LUXEMBURG
PASCAL STEINWACHS

Parlament: Allgemeiner Konsens, was Wichtigkeit der Suizidprävention anbelangt

Durchschnittlich 80 Leute nehmen sich alljährlich hierzulande das Leben, derweil es im gleichen Zeitraum schätzungsweise bis zu 1.600 Selbstmordversuche gibt. Dies erklärte Gesundheitsministerin Lydia Mutsch (LSAP) anlässlich einer parlamentarischen Konsultierungsdebatte über die Suizidprävention, die gestern auf Initiative der Regierung stattfand, ehe heute dann erstmals der Nationale Plan zur Suizidprävention in einem ersten Entwurf vorgestellt wird. Dieser umfasst bislang 34 konkrete Maßnahmen zur Bekämpfung des Selbstmords, die im Zeitraum von 2015 bis 2019 zur Anwendung kommen sollen; voraussichtlicher Kostenpunkt: rund eine Million Euro.

Bestehende Strukturen besser vernetzen

Die Suizidprävention gehört auch laut Koalitionsabkommen zu den Prioritäten der Regierung, was gestern dann auch von sämtlichen Parteien im Parlament begrüßt wurde. Gefordert wurden unter anderem eine Anlaufstelle für Selbstmordgefährdete, die ununterbrochen, also 24 Stunden am Tag zugänglich sein müsse. Auch sollten die betroffenen Akteure wie Ärzte, Lehrer und Erzieher eine Spezialausbildung bekommen, derweil die Sensibilisierung schon in der Schule anfangen müsse.
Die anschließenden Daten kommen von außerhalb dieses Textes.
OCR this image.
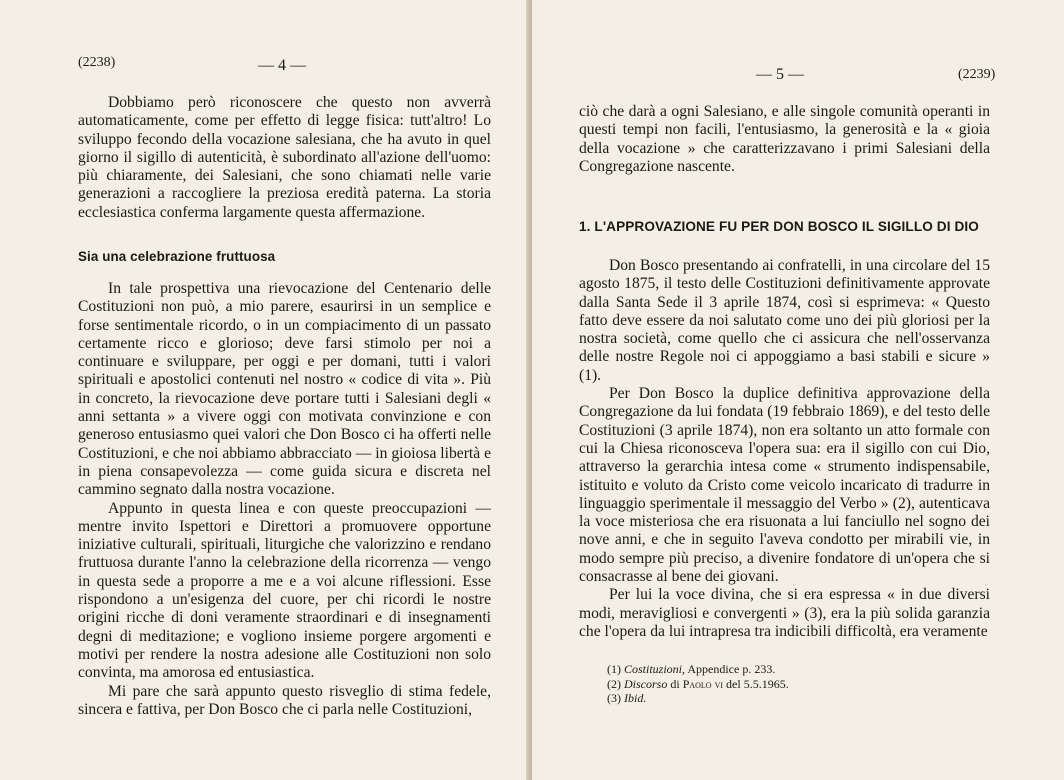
(2238)	— 4 —

Dobbiamo però riconoscere che questo non avverrà automaticamente, come per effetto di legge fisica: tutt'altro! Lo sviluppo fecondo della vocazione salesiana, che ha avuto in quel giorno il sigillo di autenticità, è subordinato all'azione dell'uomo: più chiaramente, dei Salesiani, che sono chiamati nelle varie generazioni a raccogliere la preziosa eredità paterna. La storia ecclesiastica conferma largamente questa affermazione.

Sia una celebrazione fruttuosa

In tale prospettiva una rievocazione del Centenario delle Costituzioni non può, a mio parere, esaurirsi in un semplice e forse sentimentale ricordo, o in un compiacimento di un passato certamente ricco e glorioso; deve farsi stimolo per noi a continuare e sviluppare, per oggi e per domani, tutti i valori spirituali e apostolici contenuti nel nostro « codice di vita ». Più in concreto, la rievocazione deve portare tutti i Salesiani degli « anni settanta » a vivere oggi con motivata convinzione e con generoso entusiasmo quei valori che Don Bosco ci ha offerti nelle Costituzioni, e che noi abbiamo abbracciato — in gioiosa libertà e in piena consapevolezza — come guida sicura e discreta nel cammino segnato dalla nostra vocazione.

Appunto in questa linea e con queste preoccupazioni — mentre invito Ispettori e Direttori a promuovere opportune iniziative culturali, spirituali, liturgiche che valorizzino e rendano fruttuosa durante l'anno la celebrazione della ricorrenza — vengo in questa sede a proporre a me e a voi alcune riflessioni. Esse rispondono a un'esigenza del cuore, per chi ricordi le nostre origini ricche di doni veramente straordinari e di insegnamenti degni di meditazione; e vogliono insieme porgere argomenti e motivi per rendere la nostra adesione alle Costituzioni non solo convinta, ma amorosa ed entusiastica.

Mi pare che sarà appunto questo risveglio di stima fedele, sincera e fattiva, per Don Bosco che ci parla nelle Costituzioni,

— 5 —	(2239)

ciò che darà a ogni Salesiano, e alle singole comunità operanti in questi tempi non facili, l'entusiasmo, la generosità e la « gioia della vocazione » che caratterizzavano i primi Salesiani della Congregazione nascente.

1. L'APPROVAZIONE FU PER DON BOSCO IL SIGILLO DI DIO

Don Bosco presentando ai confratelli, in una circolare del 15 agosto 1875, il testo delle Costituzioni definitivamente approvate dalla Santa Sede il 3 aprile 1874, così si esprimeva: « Questo fatto deve essere da noi salutato come uno dei più gloriosi per la nostra società, come quello che ci assicura che nell'osservanza delle nostre Regole noi ci appoggiamo a basi stabili e sicure » (1).

Per Don Bosco la duplice definitiva approvazione della Congregazione da lui fondata (19 febbraio 1869), e del testo delle Costituzioni (3 aprile 1874), non era soltanto un atto formale con cui la Chiesa riconosceva l'opera sua: era il sigillo con cui Dio, attraverso la gerarchia intesa come « strumento indispensabile, istituito e voluto da Cristo come veicolo incaricato di tradurre in linguaggio sperimentale il messaggio del Verbo » (2), autenticava la voce misteriosa che era risuonata a lui fanciullo nel sogno dei nove anni, e che in seguito l'aveva condotto per mirabili vie, in modo sempre più preciso, a divenire fondatore di un'opera che si consacrasse al bene dei giovani.

Per lui la voce divina, che si era espressa « in due diversi modi, meravigliosi e convergenti » (3), era la più solida garanzia che l'opera da lui intrapresa tra indicibili difficoltà, era veramente

(1) Costituzioni, Appendice p. 233.
(2) Discorso di Paolo vi del 5.5.1965.
(3) Ibid.
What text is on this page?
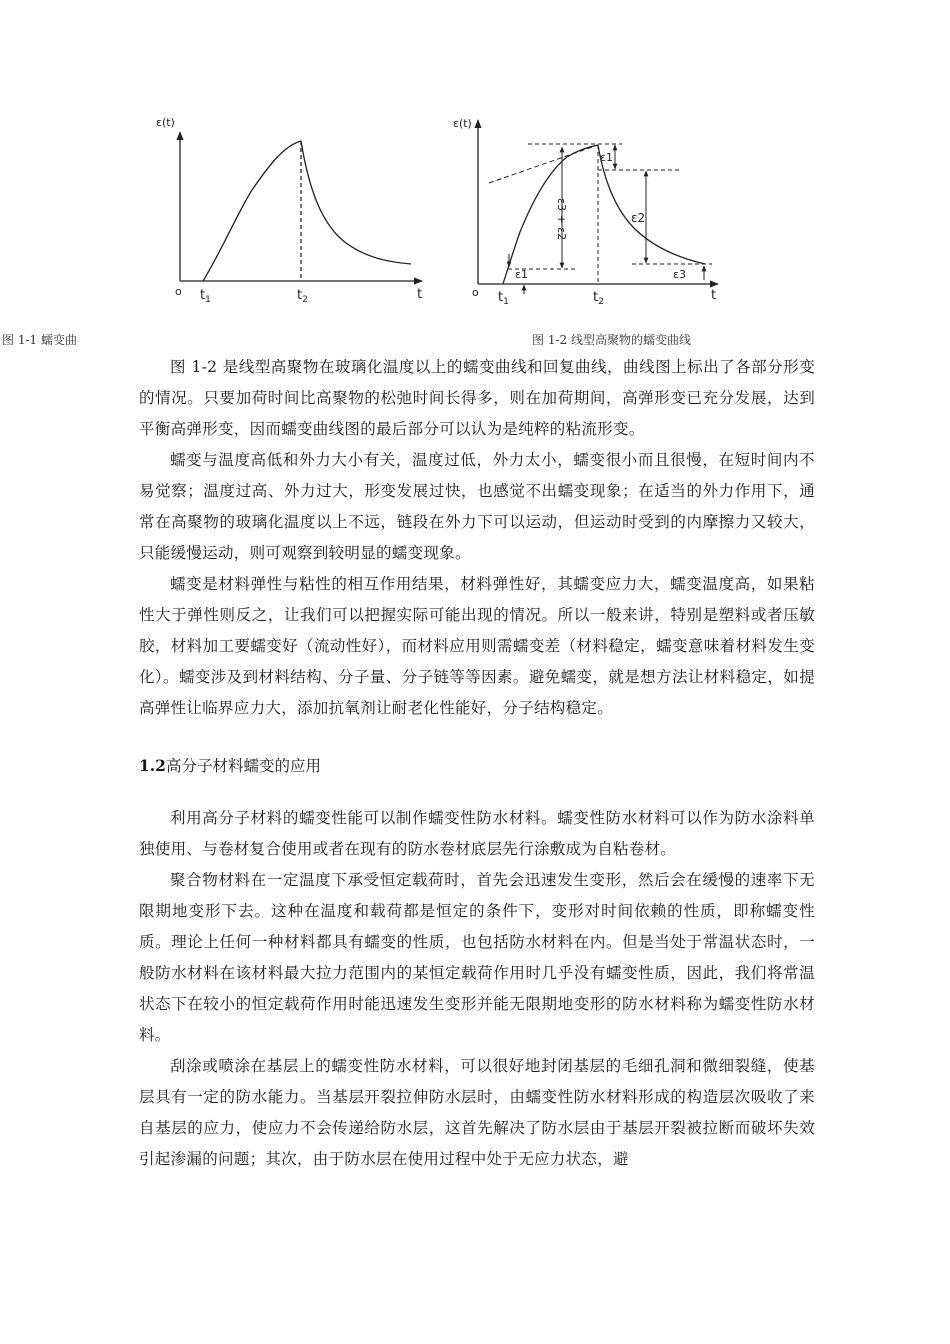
ε(t)
o $t_1$	$t_2$	t
ε(t)
o $t_1$	$t_2$	t
ε1
ε3 + ε2	ε2
ε1	ε3
图 1-1 蠕变曲	图 1-2 线型高聚物的蠕变曲线

图 1-2 是线型高聚物在玻璃化温度以上的蠕变曲线和回复曲线，曲线图上标出了各部分形变的情况。只要加荷时间比高聚物的松弛时间长得多，则在加荷期间，高弹形变已充分发展，达到平衡高弹形变，因而蠕变曲线图的最后部分可以认为是纯粹的粘流形变。

蠕变与温度高低和外力大小有关，温度过低，外力太小，蠕变很小而且很慢，在短时间内不易觉察；温度过高、外力过大，形变发展过快，也感觉不出蠕变现象；在适当的外力作用下，通常在高聚物的玻璃化温度以上不远，链段在外力下可以运动，但运动时受到的内摩擦力又较大，只能缓慢运动，则可观察到较明显的蠕变现象。

蠕变是材料弹性与粘性的相互作用结果，材料弹性好，其蠕变应力大，蠕变温度高，如果粘性大于弹性则反之，让我们可以把握实际可能出现的情况。所以一般来讲，特别是塑料或者压敏胶，材料加工要蠕变好（流动性好），而材料应用则需蠕变差（材料稳定，蠕变意味着材料发生变化）。蠕变涉及到材料结构、分子量、分子链等等因素。避免蠕变，就是想方法让材料稳定，如提高弹性让临界应力大，添加抗氧剂让耐老化性能好，分子结构稳定。

1.2高分子材料蠕变的应用

利用高分子材料的蠕变性能可以制作蠕变性防水材料。蠕变性防水材料可以作为防水涂料单独使用、与卷材复合使用或者在现有的防水卷材底层先行涂敷成为自粘卷材。

聚合物材料在一定温度下承受恒定载荷时，首先会迅速发生变形，然后会在缓慢的速率下无限期地变形下去。这种在温度和载荷都是恒定的条件下，变形对时间依赖的性质，即称蠕变性质。理论上任何一种材料都具有蠕变的性质，也包括防水材料在内。但是当处于常温状态时，一般防水材料在该材料最大拉力范围内的某恒定载荷作用时几乎没有蠕变性质，因此，我们将常温状态下在较小的恒定载荷作用时能迅速发生变形并能无限期地变形的防水材料称为蠕变性防水材料。

刮涂或喷涂在基层上的蠕变性防水材料，可以很好地封闭基层的毛细孔洞和微细裂缝，使基层具有一定的防水能力。当基层开裂拉伸防水层时，由蠕变性防水材料形成的构造层次吸收了来自基层的应力，使应力不会传递给防水层，这首先解决了防水层由于基层开裂被拉断而破坏失效引起渗漏的问题；其次，由于防水层在使用过程中处于无应力状态，避
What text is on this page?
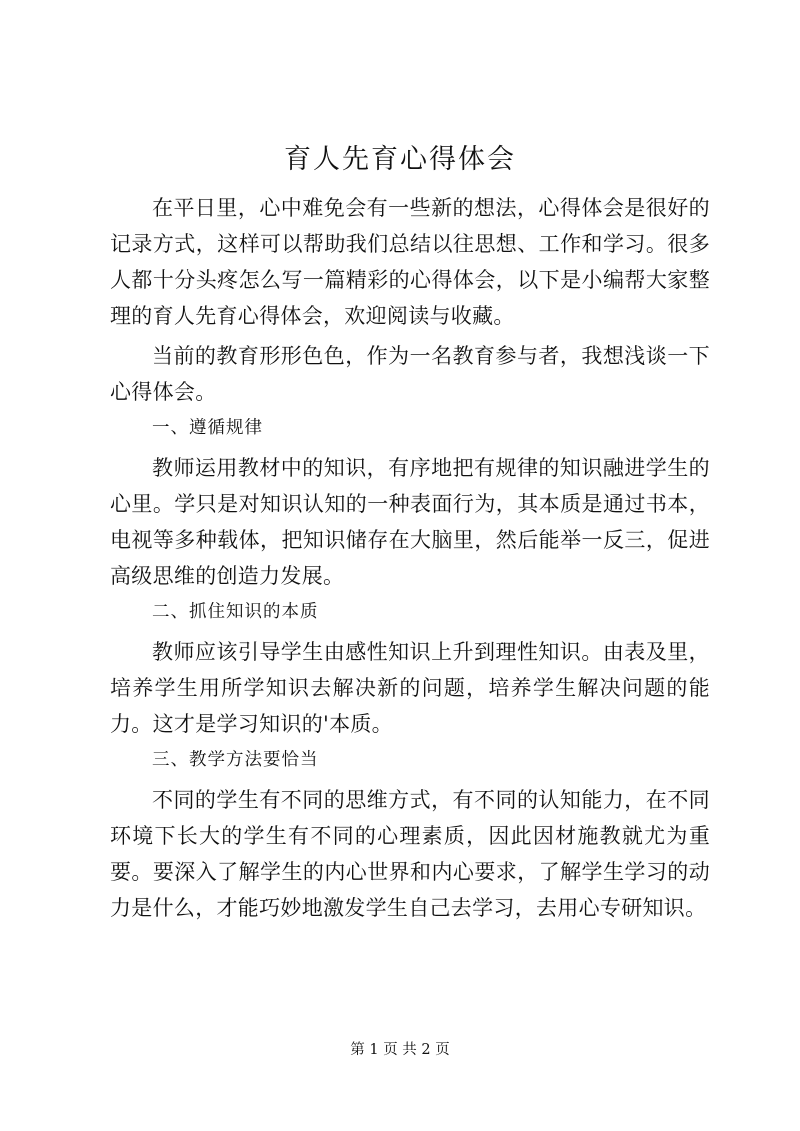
育人先育心得体会

在平日里，心中难免会有一些新的想法，心得体会是很好的记录方式，这样可以帮助我们总结以往思想、工作和学习。很多人都十分头疼怎么写一篇精彩的心得体会，以下是小编帮大家整理的育人先育心得体会，欢迎阅读与收藏。

当前的教育形形色色，作为一名教育参与者，我想浅谈一下心得体会。

一、遵循规律

教师运用教材中的知识，有序地把有规律的知识融进学生的心里。学只是对知识认知的一种表面行为，其本质是通过书本，电视等多种载体，把知识储存在大脑里，然后能举一反三，促进高级思维的创造力发展。

二、抓住知识的本质

教师应该引导学生由感性知识上升到理性知识。由表及里，培养学生用所学知识去解决新的问题，培养学生解决问题的能力。这才是学习知识的'本质。

三、教学方法要恰当

不同的学生有不同的思维方式，有不同的认知能力，在不同环境下长大的学生有不同的心理素质，因此因材施教就尤为重要。要深入了解学生的内心世界和内心要求，了解学生学习的动力是什么，才能巧妙地激发学生自己去学习，去用心专研知识。

第 1 页 共 2 页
Mutsch versprach, die bestehenden Strukturen besser miteinander zu vernetzen und die Vorschläge der Abgeordneten in den Plan zur Suizidprävention mit einfließen zu lassen. Auch müsse damit aufgehört werden, Selbstmörder und Depressive zu stigmatisieren, und müsse der Suizid aus der Tabu-Ecke herausgeholt werden.

Rechtsstaatliches Problem

Dann befasste sich die Abgeordnetenkammer in ihrer gestrigen Sitzung aber auch noch mit drei eher technischen Gesetzesentwürfen, von denen einer die automatische Einführung des Informationsaustausches zwischen den Steuerverwaltungen der EU zum Inhalt hat.

Damit soll den zahlreichen ausländischen Kritiken gegen unseren Finanzplatz Rechnung getragen werden. Die Oppositionsparteien CSV und adr sprachen sich gestern wie erwartet gegen das diesbezügliche Gesetzprojekt aus, da dieses angesichts des Fehlens von Einspruchmöglichkeiten ein rechtsstaatliches Problem beinhalte. Zuvor hatten beide Parteien noch versucht, die Gesetzesinitiative wieder von der Tagesordnung zu nehmen.

Zum Ehrenabgeordneten ernannt wurde indes der langjährige CSV-Finanzminister Luc Frieden, der inzwischen für die Deutsche Bank in London tätig ist. Die heutige Sitzung, die gleichzeitig schon wieder die letzte dieser Woche ist, ist ausschließlich der Kooperationspolitik gewidmet.